Reputation: 176
Still learning and have previously done this with nested loops but I was wondering if there was a pretty and condensed way of filtering out a list of strings from another list of strings. I basically have a 300 column pandas dataframe and want to get rid of some columns from the dataframe if they have some key words. Then the plan is to specify the column titles to make a new dataframe.
Here are my attempts at list comprehension:
filter_array = ['hi', 'friend']
col_names = ['nice', 'to', 'meet', 'you' + 'friend']

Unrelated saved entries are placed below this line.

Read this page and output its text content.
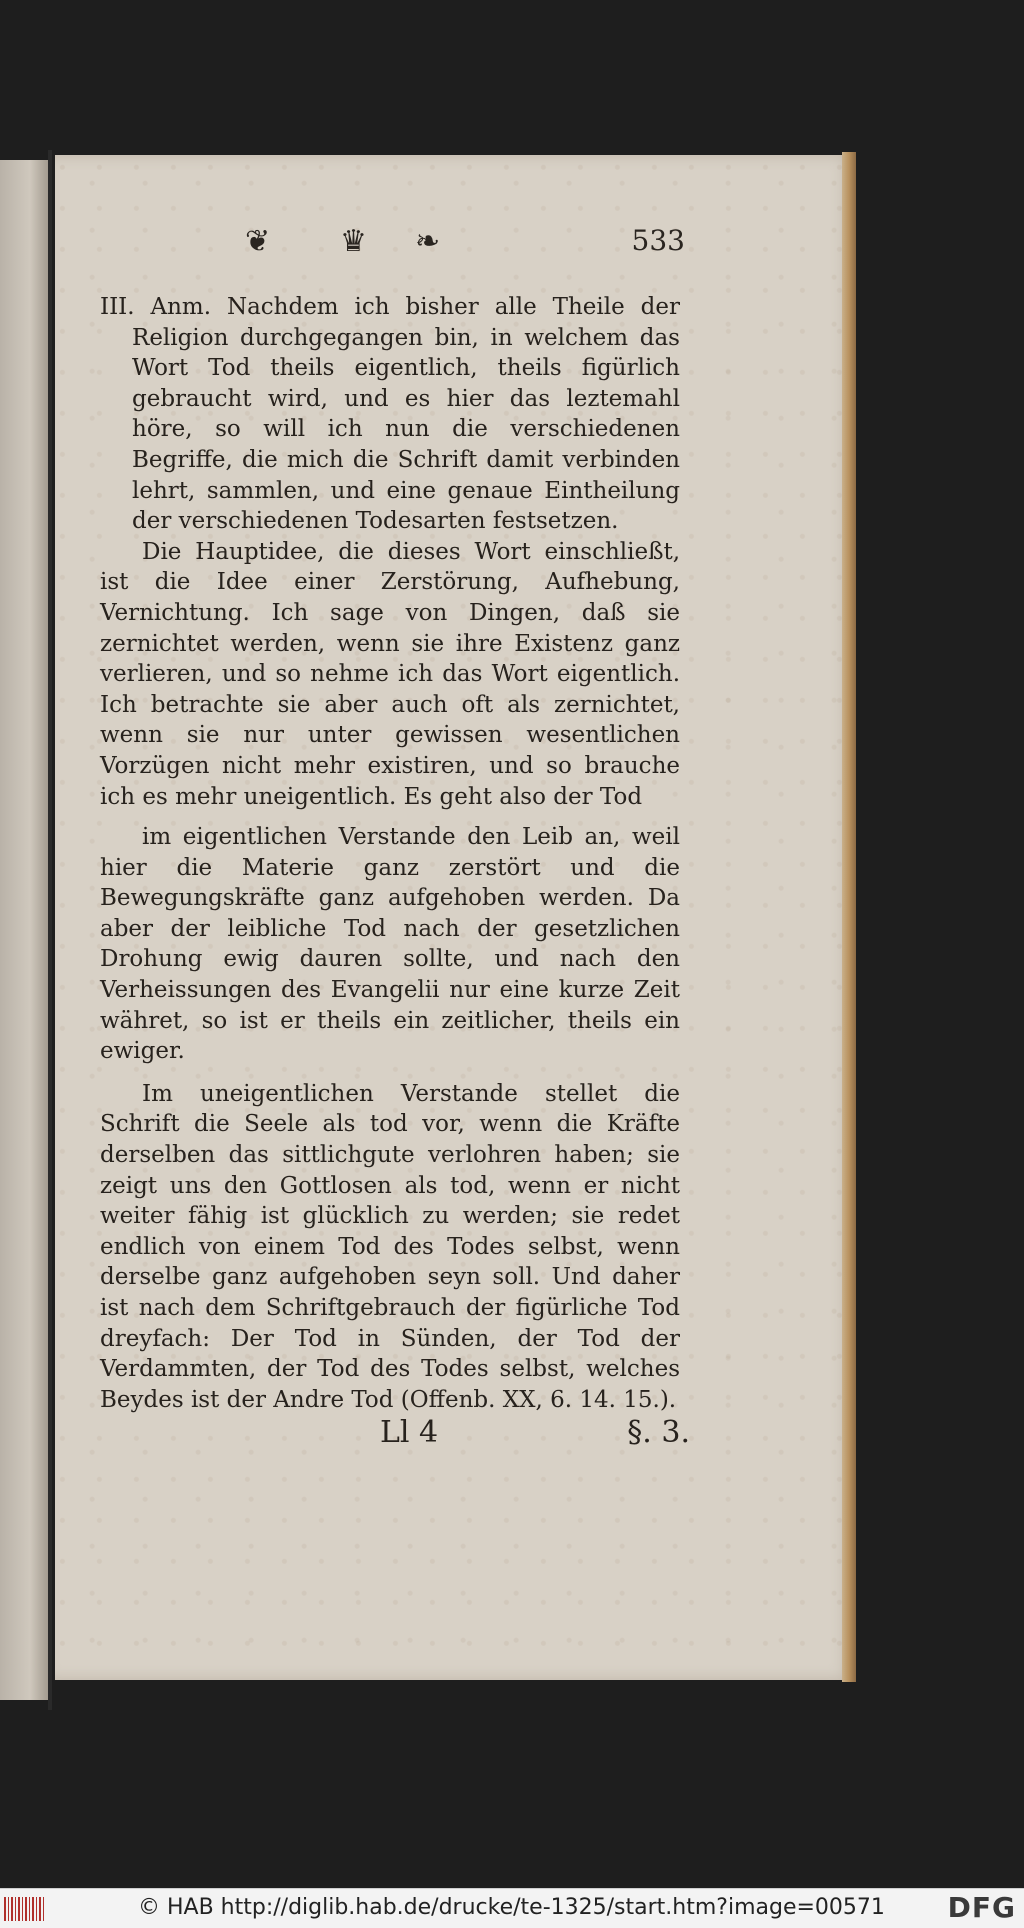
❦ ♛ ❧	533

III. Anm. Nachdem ich bisher alle Theile der Religion durchgegangen bin, in welchem das Wort Tod theils eigentlich, theils figürlich gebraucht wird, und es hier das leztemahl höre, so will ich nun die verschiedenen Begriffe, die mich die Schrift damit verbinden lehrt, sammlen, und eine genaue Eintheilung der verschiedenen Todesarten festsetzen.

Die Hauptidee, die dieses Wort einschließt, ist die Idee einer Zerstörung, Aufhebung, Vernichtung. Ich sage von Dingen, daß sie zernichtet werden, wenn sie ihre Existenz ganz verlieren, und so nehme ich das Wort eigentlich. Ich betrachte sie aber auch oft als zernichtet, wenn sie nur unter gewissen wesentlichen Vorzügen nicht mehr existiren, und so brauche ich es mehr uneigentlich. Es geht also der Tod

im eigentlichen Verstande den Leib an, weil hier die Materie ganz zerstört und die Bewegungskräfte ganz aufgehoben werden. Da aber der leibliche Tod nach der gesetzlichen Drohung ewig dauren sollte, und nach den Verheissungen des Evangelii nur eine kurze Zeit währet, so ist er theils ein zeitlicher, theils ein ewiger.

Im uneigentlichen Verstande stellet die Schrift die Seele als tod vor, wenn die Kräfte derselben das sittlichgute verlohren haben; sie zeigt uns den Gottlosen als tod, wenn er nicht weiter fähig ist glücklich zu werden; sie redet endlich von einem Tod des Todes selbst, wenn derselbe ganz aufgehoben seyn soll. Und daher ist nach dem Schriftgebrauch der figürliche Tod dreyfach: Der Tod in Sünden, der Tod der Verdammten, der Tod des Todes selbst, welches Beydes ist der Andre Tod (Offenb. XX, 6. 14. 15.).

Ll 4	§. 3.
© HAB http://diglib.hab.de/drucke/te-1325/start.htm?image=00571 DFG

p = [i for i in col_names if i not in filter_array]
print(p)
p = [i for i in col_names if e for e in filter_array e not in i]
print(p)
p = [i for i in col_names if e not in i for e in filter_array]
print(p)
The first attempt works but doesn't remove 'you+friend' where the filter word is present but exactly equal the col name so is kept. My last attempt gives 'e is referenced before assignment'
Also why isn't there tag for pythonic! :)
Thanks guys and gals
Upvotes: 4
Views: 99
Reputation: 48018
I think this gets you the result you're looking for:
>>> filter_array = ['hi', 'friend']
>>> col_names = ['nice', 'to', 'meet', 'you' + 'friend']
>>>
>>> [c for c in col_names if all([f not in c for f in filter_array])]
['nice', 'to', 'meet']
It's worth noting (from the comments) that you can drop the inner []
in the call to all
to change that inner list comprehension into a generator expression. The list comprehension will use more memory, but will outperform a generator expression in the event that all steps of the generator must be consumed (when all
can't shortcircuit). You can also reverse the logic using any
instead of all
. Ex:
>>> [c for c in col_names if all(f not in c for f in filter_array)]
['nice', 'to', 'meet']
>>> [c for c in col_names if not any(f in c for f in filter_array)]
['nice', 'to', 'meet']
Upvotes: 5
Reputation: 632
Potentially a more efficient way of doing this is to turn your list of tags into a set()
Then, you can do something like filteredSet = setA - setB
, which will result in a copy of setA with the elements in setB removed from it.
Upvotes: 0